The fund offers startups access to key firms in the sector like Wilhelmsen, while investors can participate in investment evaluations, a “unique structure,” the company says.
Some of the biggest challenges in the industry include decarbonization, supply chain resilience and safety, according to Shaun Hon, Motion Ventures’ general partner and Rainmaking’s director. Therefore, the fund plans to invest between SGD 500,000 (USD 380,000) and SGD 2 million (USD 1.52 million) in around 20 early-stage startups that build solutions for these problems using artificial intelligence, machine learning, and automation.
“We’re looking at and beyond the startups which exist in the industry because ultimately, our focus is on solving pain points in the maritime value chain,” Hon told KrASIA. “In most cases, the technology to address the issues already exists and the missing link is figuring out how to apply these solutions in the corporate context.

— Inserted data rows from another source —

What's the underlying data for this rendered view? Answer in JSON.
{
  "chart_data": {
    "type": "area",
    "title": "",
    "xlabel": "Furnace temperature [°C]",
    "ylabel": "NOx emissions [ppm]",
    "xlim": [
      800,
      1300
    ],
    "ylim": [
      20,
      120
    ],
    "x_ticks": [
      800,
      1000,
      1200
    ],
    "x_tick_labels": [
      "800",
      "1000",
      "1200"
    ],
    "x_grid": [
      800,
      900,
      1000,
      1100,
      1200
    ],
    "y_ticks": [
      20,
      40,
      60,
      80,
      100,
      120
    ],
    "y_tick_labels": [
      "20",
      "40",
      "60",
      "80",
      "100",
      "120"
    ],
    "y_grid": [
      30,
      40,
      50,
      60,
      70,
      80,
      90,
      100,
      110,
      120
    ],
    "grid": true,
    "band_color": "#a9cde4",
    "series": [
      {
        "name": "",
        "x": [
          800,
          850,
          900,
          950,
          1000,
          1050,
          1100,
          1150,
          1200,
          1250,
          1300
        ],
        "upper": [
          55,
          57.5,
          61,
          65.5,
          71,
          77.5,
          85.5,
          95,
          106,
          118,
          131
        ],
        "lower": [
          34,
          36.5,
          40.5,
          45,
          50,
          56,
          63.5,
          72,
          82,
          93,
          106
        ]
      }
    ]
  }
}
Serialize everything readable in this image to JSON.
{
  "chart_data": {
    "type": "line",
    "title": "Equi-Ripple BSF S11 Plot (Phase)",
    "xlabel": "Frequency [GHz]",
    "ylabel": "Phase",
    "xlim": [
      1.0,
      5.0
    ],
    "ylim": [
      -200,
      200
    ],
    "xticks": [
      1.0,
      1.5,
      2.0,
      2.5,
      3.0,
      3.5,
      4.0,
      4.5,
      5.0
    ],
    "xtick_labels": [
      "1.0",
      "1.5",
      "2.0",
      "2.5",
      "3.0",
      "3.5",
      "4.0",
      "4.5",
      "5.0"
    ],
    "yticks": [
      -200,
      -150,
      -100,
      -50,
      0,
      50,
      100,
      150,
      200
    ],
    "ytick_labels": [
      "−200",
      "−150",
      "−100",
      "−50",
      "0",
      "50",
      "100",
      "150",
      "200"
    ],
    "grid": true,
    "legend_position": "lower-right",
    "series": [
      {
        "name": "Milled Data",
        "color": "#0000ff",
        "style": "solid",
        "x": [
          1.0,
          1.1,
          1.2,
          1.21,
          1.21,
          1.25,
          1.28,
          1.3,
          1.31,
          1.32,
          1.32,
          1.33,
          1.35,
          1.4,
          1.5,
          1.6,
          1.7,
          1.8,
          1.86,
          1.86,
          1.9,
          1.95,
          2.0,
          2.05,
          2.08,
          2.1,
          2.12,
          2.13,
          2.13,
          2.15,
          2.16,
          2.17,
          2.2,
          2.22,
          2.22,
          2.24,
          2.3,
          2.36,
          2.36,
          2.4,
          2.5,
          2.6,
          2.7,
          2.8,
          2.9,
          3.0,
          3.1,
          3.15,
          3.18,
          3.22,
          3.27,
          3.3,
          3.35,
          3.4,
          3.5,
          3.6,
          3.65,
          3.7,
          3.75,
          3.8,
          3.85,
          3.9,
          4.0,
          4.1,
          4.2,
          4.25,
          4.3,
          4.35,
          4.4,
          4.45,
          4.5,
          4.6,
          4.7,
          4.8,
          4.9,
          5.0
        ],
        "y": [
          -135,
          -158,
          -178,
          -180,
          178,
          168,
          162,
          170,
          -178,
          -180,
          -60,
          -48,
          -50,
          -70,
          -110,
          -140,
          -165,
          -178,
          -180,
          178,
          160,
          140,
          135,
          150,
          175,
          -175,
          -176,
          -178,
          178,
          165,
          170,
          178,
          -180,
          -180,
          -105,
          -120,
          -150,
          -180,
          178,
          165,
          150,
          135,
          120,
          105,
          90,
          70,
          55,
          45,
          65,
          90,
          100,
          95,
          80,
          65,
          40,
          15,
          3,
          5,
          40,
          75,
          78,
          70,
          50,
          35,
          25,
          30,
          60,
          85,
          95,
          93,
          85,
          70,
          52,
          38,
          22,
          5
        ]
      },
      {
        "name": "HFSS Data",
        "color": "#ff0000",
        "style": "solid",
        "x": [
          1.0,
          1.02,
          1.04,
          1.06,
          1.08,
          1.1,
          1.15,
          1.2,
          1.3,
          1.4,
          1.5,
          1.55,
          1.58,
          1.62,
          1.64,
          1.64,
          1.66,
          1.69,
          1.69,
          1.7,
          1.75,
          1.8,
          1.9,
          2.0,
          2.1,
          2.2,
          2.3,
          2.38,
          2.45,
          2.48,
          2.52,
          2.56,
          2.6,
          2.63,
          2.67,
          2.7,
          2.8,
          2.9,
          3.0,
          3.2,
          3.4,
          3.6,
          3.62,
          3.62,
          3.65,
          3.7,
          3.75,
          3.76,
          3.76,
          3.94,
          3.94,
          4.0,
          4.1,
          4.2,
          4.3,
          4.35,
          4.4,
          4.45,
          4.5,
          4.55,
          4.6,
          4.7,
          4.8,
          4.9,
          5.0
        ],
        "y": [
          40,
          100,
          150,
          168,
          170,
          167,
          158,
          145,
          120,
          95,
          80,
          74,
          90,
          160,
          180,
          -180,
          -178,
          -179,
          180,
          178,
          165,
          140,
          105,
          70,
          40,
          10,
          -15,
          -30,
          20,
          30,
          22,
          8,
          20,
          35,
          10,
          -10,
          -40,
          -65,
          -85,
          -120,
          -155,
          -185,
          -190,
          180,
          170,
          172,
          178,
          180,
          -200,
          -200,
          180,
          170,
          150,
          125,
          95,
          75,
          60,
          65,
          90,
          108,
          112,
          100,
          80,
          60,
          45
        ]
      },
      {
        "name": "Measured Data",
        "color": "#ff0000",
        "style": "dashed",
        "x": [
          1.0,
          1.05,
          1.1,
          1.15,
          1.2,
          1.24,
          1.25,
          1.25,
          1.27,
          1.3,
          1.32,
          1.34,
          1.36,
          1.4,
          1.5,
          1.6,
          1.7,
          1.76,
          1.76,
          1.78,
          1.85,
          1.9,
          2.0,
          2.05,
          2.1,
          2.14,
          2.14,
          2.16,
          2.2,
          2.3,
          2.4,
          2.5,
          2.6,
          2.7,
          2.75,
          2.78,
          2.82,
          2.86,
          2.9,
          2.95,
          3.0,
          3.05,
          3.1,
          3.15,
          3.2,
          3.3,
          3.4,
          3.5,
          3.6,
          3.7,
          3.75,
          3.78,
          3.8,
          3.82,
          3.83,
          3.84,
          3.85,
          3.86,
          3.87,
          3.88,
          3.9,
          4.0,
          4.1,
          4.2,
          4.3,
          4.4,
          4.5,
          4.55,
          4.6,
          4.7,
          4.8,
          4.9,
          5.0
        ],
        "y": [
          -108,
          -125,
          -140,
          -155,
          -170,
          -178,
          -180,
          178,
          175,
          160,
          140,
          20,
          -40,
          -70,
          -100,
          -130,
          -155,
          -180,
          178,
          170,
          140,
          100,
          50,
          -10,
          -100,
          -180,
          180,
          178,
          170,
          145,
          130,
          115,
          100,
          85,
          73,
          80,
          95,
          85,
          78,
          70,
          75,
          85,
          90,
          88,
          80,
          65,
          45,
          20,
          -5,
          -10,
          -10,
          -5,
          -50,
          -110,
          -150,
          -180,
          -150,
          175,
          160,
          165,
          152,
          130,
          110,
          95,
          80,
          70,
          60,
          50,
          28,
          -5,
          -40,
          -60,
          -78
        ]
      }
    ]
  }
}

If we can bring a consortium of industry adopters together to connect with entrepreneurs early in the process we’re setting everyone up with the best chance to succeed.”
Motion Ventures is also backed by Seeds Capital, the investment arm of Enterprise Singapore. In June 2020, Seeds Capital launched a SGD 50 million (USD 38 million) co-investment scheme for maritime startups, with the aim to drive growth in the sector through technology and innovation. Maritime tech only counts a handful of players in Singapore, many of them using IoT, big data, and artificial intelligence to increase the productivity, efficiency, and safety of vessels.
Becoming a leader in maritime tech
“The maritime value chain is largely operating based on the same paradigms for decades with inefficiencies,” said Nakul Malhotra, Wilhelmsen’s vice president of open innovation. “The industry has started to embrace potential digital solutions but the fundamental issue of getting corporates and startups to institutionally collaborate for adoption pathways still remains.”
“Now with maturing technologies in other spaces, the maritime sector is ready to adapt, adopt new solutions, extract efficiencies, and redefine value propositions for stakeholders,” he continued.
Malhotra added that Singapore is a key port for the maritime industry and it has strong government support to fast-track innovation in the sector. Many global maritime players have substantial operations in the city-state, using it as a base for the region. “With all these factors at play, Singapore is positioning itself as a leader in accelerating maritime tech while being a testbed and innovation center to help the adoption of solutions and strengthen the industry’s future,” said Malhotra.